Mabon (Fall) and the Sukkot Moon
Wednesday gratefuls: Rosh Hashanah. Yom Kippur. Sukkot. Simchat Torah. The seasons of Judaism. The Great Wheel. Its presence in liturgical calendars of all sorts. The Gunflint Trail. Grand Marais. Lutsen. Lake Superior. Pukaskwa National Park. Wawa. The U.P. Sault Ste Marie. The Edmond Fitzgerald and the Gales of November. The North Woods. Ely. The International Wolf Center. Mark and Mary both in Malaysia. My son back in Korea with Seoah and Murdoch.
Sparks of Joy and Awe: Gift giving
Kavannah for Tishrei, week 1: Teshuvah
One brief shining: Two trips completely around Lake Superior by car, visiting the true North Shore in Canada, in particular the Canadian National Park Pukaskwa with 700 square miles of roadless Wilderness and Wawa, the quirky little town where I first had poutine, and the bar there over which I stayed for a night each trip.

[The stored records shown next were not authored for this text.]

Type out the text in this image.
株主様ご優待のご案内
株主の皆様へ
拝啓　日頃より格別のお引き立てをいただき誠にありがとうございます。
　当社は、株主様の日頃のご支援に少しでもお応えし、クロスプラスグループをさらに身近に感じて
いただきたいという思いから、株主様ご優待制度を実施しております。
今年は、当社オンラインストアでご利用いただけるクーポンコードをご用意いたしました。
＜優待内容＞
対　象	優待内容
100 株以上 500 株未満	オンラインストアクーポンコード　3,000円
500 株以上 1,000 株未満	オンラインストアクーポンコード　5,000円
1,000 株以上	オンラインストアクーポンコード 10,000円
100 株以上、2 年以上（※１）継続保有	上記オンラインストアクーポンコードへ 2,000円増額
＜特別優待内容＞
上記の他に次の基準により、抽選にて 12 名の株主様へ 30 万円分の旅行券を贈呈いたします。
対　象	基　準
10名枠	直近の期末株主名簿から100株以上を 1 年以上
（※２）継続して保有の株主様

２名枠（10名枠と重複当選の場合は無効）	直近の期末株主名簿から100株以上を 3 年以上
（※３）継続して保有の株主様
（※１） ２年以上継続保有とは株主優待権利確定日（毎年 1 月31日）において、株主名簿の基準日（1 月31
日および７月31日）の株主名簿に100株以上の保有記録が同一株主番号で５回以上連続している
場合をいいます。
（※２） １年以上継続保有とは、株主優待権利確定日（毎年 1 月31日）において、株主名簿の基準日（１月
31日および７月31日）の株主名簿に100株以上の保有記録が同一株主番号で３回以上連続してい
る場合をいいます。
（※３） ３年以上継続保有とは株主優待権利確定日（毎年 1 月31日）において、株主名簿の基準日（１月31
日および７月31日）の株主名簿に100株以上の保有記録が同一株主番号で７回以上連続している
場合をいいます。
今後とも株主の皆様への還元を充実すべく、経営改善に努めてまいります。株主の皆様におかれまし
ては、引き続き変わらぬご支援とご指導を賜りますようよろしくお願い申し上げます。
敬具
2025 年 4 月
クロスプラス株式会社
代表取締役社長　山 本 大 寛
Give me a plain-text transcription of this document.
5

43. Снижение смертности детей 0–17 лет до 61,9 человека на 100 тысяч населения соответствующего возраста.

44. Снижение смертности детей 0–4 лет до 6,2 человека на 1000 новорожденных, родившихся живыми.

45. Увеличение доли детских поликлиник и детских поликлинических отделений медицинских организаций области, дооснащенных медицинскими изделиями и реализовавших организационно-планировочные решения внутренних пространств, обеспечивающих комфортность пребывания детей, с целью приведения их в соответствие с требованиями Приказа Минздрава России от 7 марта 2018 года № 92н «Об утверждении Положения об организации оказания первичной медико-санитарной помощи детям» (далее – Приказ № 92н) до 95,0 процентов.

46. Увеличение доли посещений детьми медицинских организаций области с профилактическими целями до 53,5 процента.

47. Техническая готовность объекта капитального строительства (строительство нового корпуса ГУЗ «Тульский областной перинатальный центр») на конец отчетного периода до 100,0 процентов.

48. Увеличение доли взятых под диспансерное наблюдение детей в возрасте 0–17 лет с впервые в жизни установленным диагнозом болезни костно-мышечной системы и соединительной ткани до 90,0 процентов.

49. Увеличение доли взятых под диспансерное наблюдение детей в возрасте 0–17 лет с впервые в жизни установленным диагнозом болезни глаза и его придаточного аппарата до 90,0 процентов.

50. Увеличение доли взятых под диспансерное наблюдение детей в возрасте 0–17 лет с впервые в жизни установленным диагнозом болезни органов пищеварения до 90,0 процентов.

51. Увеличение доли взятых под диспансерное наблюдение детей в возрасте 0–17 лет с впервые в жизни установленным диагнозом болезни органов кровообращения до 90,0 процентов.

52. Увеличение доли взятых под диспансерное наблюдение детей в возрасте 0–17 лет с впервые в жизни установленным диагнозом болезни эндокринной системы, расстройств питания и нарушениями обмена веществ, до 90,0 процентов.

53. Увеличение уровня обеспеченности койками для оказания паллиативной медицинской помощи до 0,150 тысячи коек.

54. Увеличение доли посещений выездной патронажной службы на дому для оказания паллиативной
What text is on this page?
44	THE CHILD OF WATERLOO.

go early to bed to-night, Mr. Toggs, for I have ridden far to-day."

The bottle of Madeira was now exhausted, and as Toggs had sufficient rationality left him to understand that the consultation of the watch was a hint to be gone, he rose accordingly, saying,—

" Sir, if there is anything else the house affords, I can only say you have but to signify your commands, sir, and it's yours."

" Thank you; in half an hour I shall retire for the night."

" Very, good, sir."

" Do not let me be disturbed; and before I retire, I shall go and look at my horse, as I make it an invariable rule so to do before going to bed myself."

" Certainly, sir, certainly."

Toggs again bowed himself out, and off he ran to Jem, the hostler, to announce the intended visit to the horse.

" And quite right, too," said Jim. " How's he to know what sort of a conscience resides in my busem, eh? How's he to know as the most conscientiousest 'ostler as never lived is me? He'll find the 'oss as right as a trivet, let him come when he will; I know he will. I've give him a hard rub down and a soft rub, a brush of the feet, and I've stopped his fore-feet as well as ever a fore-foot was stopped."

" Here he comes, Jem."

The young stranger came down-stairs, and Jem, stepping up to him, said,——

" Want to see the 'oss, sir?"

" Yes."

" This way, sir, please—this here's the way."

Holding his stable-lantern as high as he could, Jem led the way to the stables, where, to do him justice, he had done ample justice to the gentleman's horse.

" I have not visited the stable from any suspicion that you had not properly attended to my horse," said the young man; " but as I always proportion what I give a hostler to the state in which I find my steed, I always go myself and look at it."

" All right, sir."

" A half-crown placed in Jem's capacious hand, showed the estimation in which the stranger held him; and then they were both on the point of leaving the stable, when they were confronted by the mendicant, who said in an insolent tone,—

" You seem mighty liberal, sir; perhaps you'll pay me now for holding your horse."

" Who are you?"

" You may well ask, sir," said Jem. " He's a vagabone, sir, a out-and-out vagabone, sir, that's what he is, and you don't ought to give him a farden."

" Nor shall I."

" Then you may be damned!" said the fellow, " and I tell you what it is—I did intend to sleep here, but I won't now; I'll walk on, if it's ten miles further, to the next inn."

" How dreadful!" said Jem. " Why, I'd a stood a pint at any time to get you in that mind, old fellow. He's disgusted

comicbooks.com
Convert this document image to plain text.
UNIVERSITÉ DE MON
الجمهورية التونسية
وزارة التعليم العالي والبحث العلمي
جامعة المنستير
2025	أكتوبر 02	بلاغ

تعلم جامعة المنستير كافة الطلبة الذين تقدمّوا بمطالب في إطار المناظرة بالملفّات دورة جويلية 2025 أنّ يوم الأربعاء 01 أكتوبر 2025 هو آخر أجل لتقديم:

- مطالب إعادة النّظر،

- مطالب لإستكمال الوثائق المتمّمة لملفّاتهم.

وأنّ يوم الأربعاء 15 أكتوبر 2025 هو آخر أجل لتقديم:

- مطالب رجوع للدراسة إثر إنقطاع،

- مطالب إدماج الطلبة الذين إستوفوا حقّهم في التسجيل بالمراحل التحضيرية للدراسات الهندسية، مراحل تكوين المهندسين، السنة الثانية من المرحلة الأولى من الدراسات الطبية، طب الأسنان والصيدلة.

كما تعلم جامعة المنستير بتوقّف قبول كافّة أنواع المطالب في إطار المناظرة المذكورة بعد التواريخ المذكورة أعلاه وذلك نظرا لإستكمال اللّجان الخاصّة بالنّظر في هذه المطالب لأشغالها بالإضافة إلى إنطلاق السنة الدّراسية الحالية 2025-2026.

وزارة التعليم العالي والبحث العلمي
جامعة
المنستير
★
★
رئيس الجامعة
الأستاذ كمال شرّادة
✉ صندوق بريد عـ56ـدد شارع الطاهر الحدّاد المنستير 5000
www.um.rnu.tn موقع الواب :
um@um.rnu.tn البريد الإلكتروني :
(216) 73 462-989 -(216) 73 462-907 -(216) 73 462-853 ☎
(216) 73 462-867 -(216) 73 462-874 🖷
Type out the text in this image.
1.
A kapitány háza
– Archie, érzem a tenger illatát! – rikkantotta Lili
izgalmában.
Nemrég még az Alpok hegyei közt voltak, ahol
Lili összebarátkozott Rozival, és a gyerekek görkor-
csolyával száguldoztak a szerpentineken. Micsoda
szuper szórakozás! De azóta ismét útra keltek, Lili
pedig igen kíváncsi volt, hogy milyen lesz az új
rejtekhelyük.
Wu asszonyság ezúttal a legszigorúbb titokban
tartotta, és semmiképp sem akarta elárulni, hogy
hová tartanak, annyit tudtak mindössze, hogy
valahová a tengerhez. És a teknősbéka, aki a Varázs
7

This bridge dangles over a wild River which empties into Lake Superior not far from this point, a Rocky Gorge contains its Rapids on both sides. It’s hiking distance from the only parking and I’ve made this hike several times. Never encountered another person.
Were I a true outdoorsman I would have hiked in and camped somewhere in this Wilderness. Instead I’ve always chosen to hike for a couple of hours first on a wooden walkway that crosses a large Marsh, then on a trail through a dense Pine Forest that leads to the bridge.
At different points Lake Superior is not far from the trail and its Waves crash against the Shore, not really a Beach here, instead made of fist sized chunks of polished Granite and Basalt. Being on the Superior Shore surrounded by miles and miles of protected Wilderness always brought me a calm inner state that lasted a long time.
Lake Superior has a sacred presence known by all who encounter her though they may not name the feeling that way. Her vastness, far from any Ocean, emerges after climbing a steep hill going into Duluth, shows itself along the Bob Dylan Highway 61 which many of us have revisited, and goes in and out of visibility on Canadian, Michigan, and Wisconsin roads as well. That there are lakers, huge cargo ships that carry taconite, coal, wheat, and corn, helps you understand the connected size of these Great Lakes.
Northern Minnesota’s Arrowhead region, the only area in the continental 48 to have never lost its population of wolves, lies always near the Great Lake. Its Wildness and Lake Superior’s sing to each other, a song of longing and beauty, of Winter Snow and Ice, of Wild Neighbors: Moose, Wolves, Whitetail Deer, White Fish, Northern Pike, Muskie, Pine Martens, Sturgeon, Minx, Beaver, Lynx, and Black Bears.
Inside my heart Lake Superior lives in its cold, deep, northern way. A constant reminder that there are places, sacred places, all over Mother Earth. A few I’ve been able to visit often enough to come to know at a heart level. In these latter years of my life the Rocky Mountains have become my sacred Wild Friends, too. How could I want a heaven when I’ve known so many already and live in one now.